Time is ready

Looking at the blog posts I have written thus far, I realized what a difference there is between all these posts. Some posts describe just a thought process, others describe feelings, from feeling really good and inspired to feeling sad or empty. Some of these opposite posts even have just a day time difference between them. For me, looking at these posts is sort of like looking at the inner workings of my brain.

Oftentimes when I feel really happy or really low it is like nothing can break that state. When I am feeling bad, it feels like I will forever be in that state of gloom, fatigue and/or despair. When I am really hyped up and happy, it is like anything can happen to me and I will still be smiling. Scanning over the posts I have made, I realize that neither of these ideas is true. When I feel happy, for sure I will also feel low again. The other way around is, luckily, also true: when I am down, I can count on it that I will feel better again in the future; maybe even within just a day. The sun truly will come out tomorrow.

Realizing how fleeting my thoughts and feelings are, I am wondering how much weight I should give to them. Should I really feel and experience everything so deeply that it seems as if I will never feel any other way again? Can I even experience in a different way, or is plunging in the only way? Or should I maybe feel everything so strong, because it means I actually live through the emotions instead of bypassing them?

So many questions, so little answers. Some days I would like my feelings to be a little less all-encompassing. To be able to not drown in ‘downward’-feelings when they arise. On the other hand, for me I think this is the only way to be. I love the highs of my life and how they can encompass everything and make everything glow; and if I want the highs, I should also be okay with the lows.

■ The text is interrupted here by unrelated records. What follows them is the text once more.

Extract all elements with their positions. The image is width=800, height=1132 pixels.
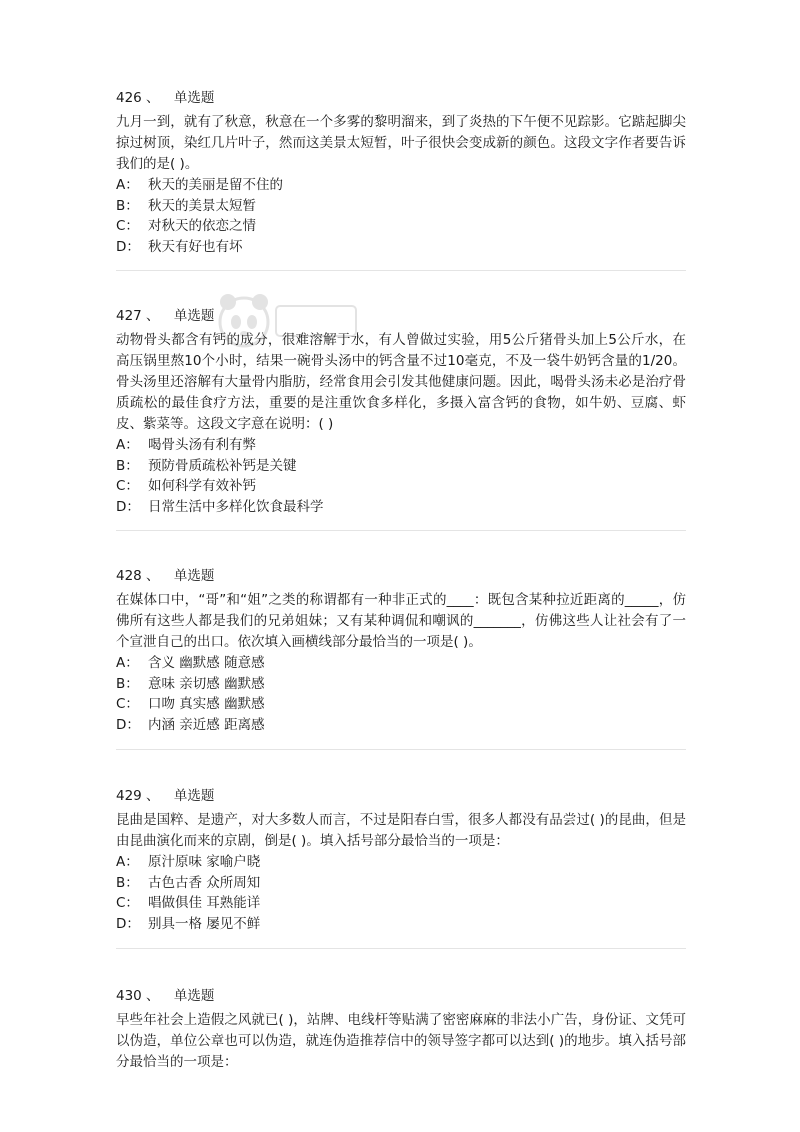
divider xyxy=(116,948,686,949)
question-430 xyxy=(116,986,686,1073)
option-text: 内涵 亲近感 距离感 xyxy=(148,716,265,733)
option-a xyxy=(116,852,686,873)
question-stem: 九月一到，就有了秋意，秋意在一个多雾的黎明溜来，到了炎热的下午便不见踪影。它踮起脚尖掠过树顶，染红几片叶子，然而这美景太短暂，叶子很快会变成新的颜色。这段文字作者要告诉我们的是( )。 xyxy=(116,114,686,172)
option-key: D： xyxy=(116,915,140,932)
question-stem: 早些年社会上造假之风就已( )，站牌、电线杆等贴满了密密麻麻的非法小广告，身份证、文凭可以伪造，单位公章也可以伪造，就连伪造推荐信中的领导签字都可以达到( )的地步。填入括号部分最恰当的一项是： xyxy=(116,1012,686,1070)
question-header xyxy=(116,566,686,586)
option-b xyxy=(116,873,686,894)
question-stem: 昆曲是国粹、是遗产，对大多数人而言，不过是阳春白雪，很多人都没有品尝过( )的昆曲，但是由昆曲演化而来的京剧，倒是( )。填入括号部分最恰当的一项是： xyxy=(116,812,686,849)
option-text: 预防骨质疏松补钙是关键 xyxy=(148,457,297,474)
question-426 xyxy=(116,88,686,257)
option-key: C： xyxy=(116,895,139,911)
question-number: 427 、 xyxy=(116,308,160,324)
option-text: 含义 幽默感 随意感 xyxy=(148,655,265,671)
question-429 xyxy=(116,786,686,934)
option-b xyxy=(116,196,686,217)
divider xyxy=(116,749,686,750)
option-key: D： xyxy=(116,238,140,255)
question-stem: 动物骨头都含有钙的成分，很难溶解于水，有人曾做过实验，用5公斤猪骨头加上5公斤水，在高压锅里熬10个小时，结果一碗骨头汤中的钙含量不过10毫克，不及一袋牛奶钙含量的1/20。骨头汤里还溶解有大量骨内脂肪，经常食用会引发其他健康问题。因此，喝骨头汤未必是治疗骨质疏松的最佳食疗方法，重要的是注重饮食多样化，多摄入富含钙的食物，如牛奶、豆腐、虾皮、紫菜等。这段文字意在说明：( ) xyxy=(116,332,686,432)
option-text: 秋天的美景太短暂 xyxy=(148,197,256,214)
question-header xyxy=(116,306,686,326)
question-type: 单选题 xyxy=(173,308,215,324)
option-d xyxy=(116,914,686,935)
option-key: D： xyxy=(116,498,140,515)
question-428 xyxy=(116,566,686,735)
option-text: 对秋天的依恋之情 xyxy=(148,218,256,234)
option-text: 口吻 真实感 幽默感 xyxy=(148,696,265,712)
option-key: C： xyxy=(116,478,139,494)
option-text: 秋天的美丽是留不住的 xyxy=(148,177,283,193)
question-number: 429 、 xyxy=(116,788,160,804)
option-d xyxy=(116,497,686,518)
option-text: 如何科学有效补钙 xyxy=(148,478,256,494)
option-key: A： xyxy=(116,854,139,870)
option-key: A： xyxy=(116,655,139,671)
option-b xyxy=(116,674,686,695)
divider xyxy=(116,530,686,531)
option-key: A： xyxy=(116,437,139,453)
question-header xyxy=(116,786,686,806)
option-text: 古色古香 众所周知 xyxy=(148,874,261,891)
question-number: 430 、 xyxy=(116,988,160,1004)
question-header xyxy=(116,88,686,108)
option-text: 喝骨头汤有利有弊 xyxy=(148,437,256,453)
option-text: 别具一格 屡见不鲜 xyxy=(148,915,261,932)
option-text: 日常生活中多样化饮食最科学 xyxy=(148,498,324,515)
option-d xyxy=(116,715,686,736)
question-type: 单选题 xyxy=(173,90,215,106)
option-c xyxy=(116,694,686,715)
question-type: 单选题 xyxy=(173,568,215,584)
question-number: 426 、 xyxy=(116,90,160,106)
option-a xyxy=(116,435,686,456)
option-text: 原汁原味 家喻户晓 xyxy=(148,854,261,870)
question-header xyxy=(116,986,686,1006)
option-a xyxy=(116,653,686,674)
option-text: 唱做俱佳 耳熟能详 xyxy=(148,895,261,911)
option-key: A： xyxy=(116,177,139,193)
option-c xyxy=(116,893,686,914)
option-key: B： xyxy=(116,874,139,891)
option-key: C： xyxy=(116,696,139,712)
option-key: B： xyxy=(116,457,139,474)
question-number: 428 、 xyxy=(116,568,160,584)
question-type: 单选题 xyxy=(173,788,215,804)
option-key: D： xyxy=(116,716,140,733)
divider xyxy=(116,270,686,271)
option-a xyxy=(116,175,686,196)
question-stem: 在媒体口中，“哥”和“姐”之类的称谓都有一种非正式的____：既包含某种拉近距离的_____，仿佛所有这些人都是我们的兄弟姐妹；又有某种调侃和嘲讽的_______，仿佛这些人让社会有了一个宣泄自己的出口。依次填入画横线部分最恰当的一项是( )。 xyxy=(116,592,686,650)
option-key: B： xyxy=(116,197,139,214)
question-type: 单选题 xyxy=(173,988,215,1004)
option-text: 秋天有好也有坏 xyxy=(148,238,243,255)
question-427 xyxy=(116,306,686,517)
option-c xyxy=(116,476,686,497)
option-d xyxy=(116,237,686,258)
option-b xyxy=(116,456,686,477)
option-c xyxy=(116,216,686,237)
option-text: 意味 亲切感 幽默感 xyxy=(148,675,265,692)
option-key: B： xyxy=(116,675,139,692)
option-key: C： xyxy=(116,218,139,234)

For me, the lows are also the places where I have learned the most. My deepest and most painful lows have taught me extremely valuable lessons; they have taught me how it feels to be in despair, so I can understand another human being when they experience that emotion. They have taught me compassion and empathy. They have taught me to be a kinder human, to be softer and more loving. They have taught me how to love unconditionally, how to put myself aside for a moment so I can be there for another. They have taught me reality, shown me what is real and what is not. They have taught me how to love myself, even my deepest, darkest sides. They have made me wiser, more wholesome, more true. They have taught me how to sit with emotions and let them be, so that I can extend that gift to someone if they need it. And for all those reasons and lessons, I guess I would not even want my lower moments to disappear. Because I need them to teach me to be love and light and kindness.

So all in all, I guess I will continue to go with my day-to-day, hour-to-hour states of being. Experiencing everything, feeling every part and every side of it, so that I can also let it go again when the time is ready. And time is always ready.